Deconvolution was performed using Richardson–Lucy deconvolution, with a regularization parameter of 1 × 10−10, in Imspector (Max-Planck Innovation). For data visualization and post-acquisition analysis, custom-written scripts and JupyterLab notebooks in Fiji (ImageJ) and Python have been used (see Code Availability), equipped with additional packages such as scikit-image52, jupyterlab53 and matplotlib54.

True event detection and detected real events quantification

The ratios of true-positive event detections (True) and detected real events (Det), compared with the number of events, have been quantified as measures of the accuracy and precision of the rapid_signal_spikes analysis pipeline. The quantification was performed through full widefield timelapse recordings, without running the etSTED method, with the same acquisition parameters as in a full etSTED experiment. The timelapses were manually annotated for calcium events and also analyzed with the analysis pipeline. The results of the two were compared to calculate the two ratios. This quantification was performed in multiple experiments and multiple cells given that it depends on the fluorescence background, the cellular structure, the labeling density, the acquisition parameters and the user-inputted pipeline parameters. Plotted is one data point for each cell in the various experiments analyzed.

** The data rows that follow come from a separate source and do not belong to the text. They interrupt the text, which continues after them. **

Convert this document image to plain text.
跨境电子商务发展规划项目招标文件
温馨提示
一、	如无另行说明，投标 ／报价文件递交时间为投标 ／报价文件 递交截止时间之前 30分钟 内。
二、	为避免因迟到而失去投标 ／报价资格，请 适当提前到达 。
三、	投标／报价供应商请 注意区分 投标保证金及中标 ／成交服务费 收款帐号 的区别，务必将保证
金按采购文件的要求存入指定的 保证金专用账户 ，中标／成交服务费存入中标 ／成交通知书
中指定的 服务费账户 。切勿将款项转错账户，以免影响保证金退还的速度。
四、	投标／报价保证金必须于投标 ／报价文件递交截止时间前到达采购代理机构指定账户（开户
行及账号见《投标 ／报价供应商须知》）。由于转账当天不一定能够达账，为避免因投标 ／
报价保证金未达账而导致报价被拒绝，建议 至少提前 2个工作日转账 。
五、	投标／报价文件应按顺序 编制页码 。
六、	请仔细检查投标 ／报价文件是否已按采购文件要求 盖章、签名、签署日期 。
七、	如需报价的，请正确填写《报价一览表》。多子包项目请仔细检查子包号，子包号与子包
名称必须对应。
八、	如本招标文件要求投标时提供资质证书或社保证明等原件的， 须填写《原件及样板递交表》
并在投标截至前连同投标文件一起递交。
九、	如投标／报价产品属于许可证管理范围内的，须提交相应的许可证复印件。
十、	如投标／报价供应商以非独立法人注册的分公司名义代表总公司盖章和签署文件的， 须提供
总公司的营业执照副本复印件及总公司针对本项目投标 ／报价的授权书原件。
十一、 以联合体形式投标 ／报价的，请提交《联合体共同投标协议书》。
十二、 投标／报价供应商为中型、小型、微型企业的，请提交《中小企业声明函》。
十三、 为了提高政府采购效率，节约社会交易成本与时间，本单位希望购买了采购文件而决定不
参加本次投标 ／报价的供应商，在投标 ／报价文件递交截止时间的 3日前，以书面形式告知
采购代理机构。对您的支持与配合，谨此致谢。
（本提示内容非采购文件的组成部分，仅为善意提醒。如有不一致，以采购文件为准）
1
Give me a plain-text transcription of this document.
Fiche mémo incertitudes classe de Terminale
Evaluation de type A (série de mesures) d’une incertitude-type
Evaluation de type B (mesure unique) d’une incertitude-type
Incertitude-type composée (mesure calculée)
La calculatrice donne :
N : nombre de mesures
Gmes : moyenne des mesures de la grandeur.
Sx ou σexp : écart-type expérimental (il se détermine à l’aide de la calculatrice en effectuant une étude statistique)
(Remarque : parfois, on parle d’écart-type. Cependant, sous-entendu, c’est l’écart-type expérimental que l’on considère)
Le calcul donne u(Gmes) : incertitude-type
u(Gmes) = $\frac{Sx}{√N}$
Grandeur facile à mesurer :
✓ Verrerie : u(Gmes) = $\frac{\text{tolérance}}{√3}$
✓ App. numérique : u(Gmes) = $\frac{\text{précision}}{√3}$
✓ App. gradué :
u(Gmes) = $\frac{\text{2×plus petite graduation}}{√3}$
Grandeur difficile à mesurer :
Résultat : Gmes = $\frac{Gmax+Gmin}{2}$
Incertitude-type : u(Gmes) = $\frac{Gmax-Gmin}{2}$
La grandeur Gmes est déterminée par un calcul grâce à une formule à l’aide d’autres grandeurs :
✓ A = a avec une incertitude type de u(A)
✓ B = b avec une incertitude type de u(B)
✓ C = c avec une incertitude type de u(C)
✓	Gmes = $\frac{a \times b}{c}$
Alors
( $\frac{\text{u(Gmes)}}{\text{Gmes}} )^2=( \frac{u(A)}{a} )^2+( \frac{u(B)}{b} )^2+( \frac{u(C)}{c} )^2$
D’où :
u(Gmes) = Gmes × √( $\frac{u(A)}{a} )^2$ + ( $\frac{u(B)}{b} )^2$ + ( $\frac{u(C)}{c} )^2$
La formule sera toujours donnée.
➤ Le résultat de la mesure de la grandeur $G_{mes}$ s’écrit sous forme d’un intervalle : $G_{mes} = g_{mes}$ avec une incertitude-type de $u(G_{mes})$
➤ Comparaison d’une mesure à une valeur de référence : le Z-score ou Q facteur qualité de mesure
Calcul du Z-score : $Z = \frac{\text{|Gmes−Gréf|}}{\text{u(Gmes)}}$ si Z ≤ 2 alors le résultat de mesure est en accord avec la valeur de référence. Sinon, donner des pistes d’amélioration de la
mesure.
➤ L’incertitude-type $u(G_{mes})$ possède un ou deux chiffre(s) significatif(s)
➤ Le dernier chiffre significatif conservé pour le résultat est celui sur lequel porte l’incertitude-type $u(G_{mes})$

All statistical tests are two-sample two-sided Kolmogorov–Smirnov tests, where the asterisk symbol (*) indicates P < 0.05 and NS indicates P > 0.05. Shaded confidence interval areas are chosen as the 83% level, meaning that non-overlapping areas infer a significant difference at that part of the curve.

Reporting summary

Further information on research design is available in the Nature Research Reporting Summary linked to this article.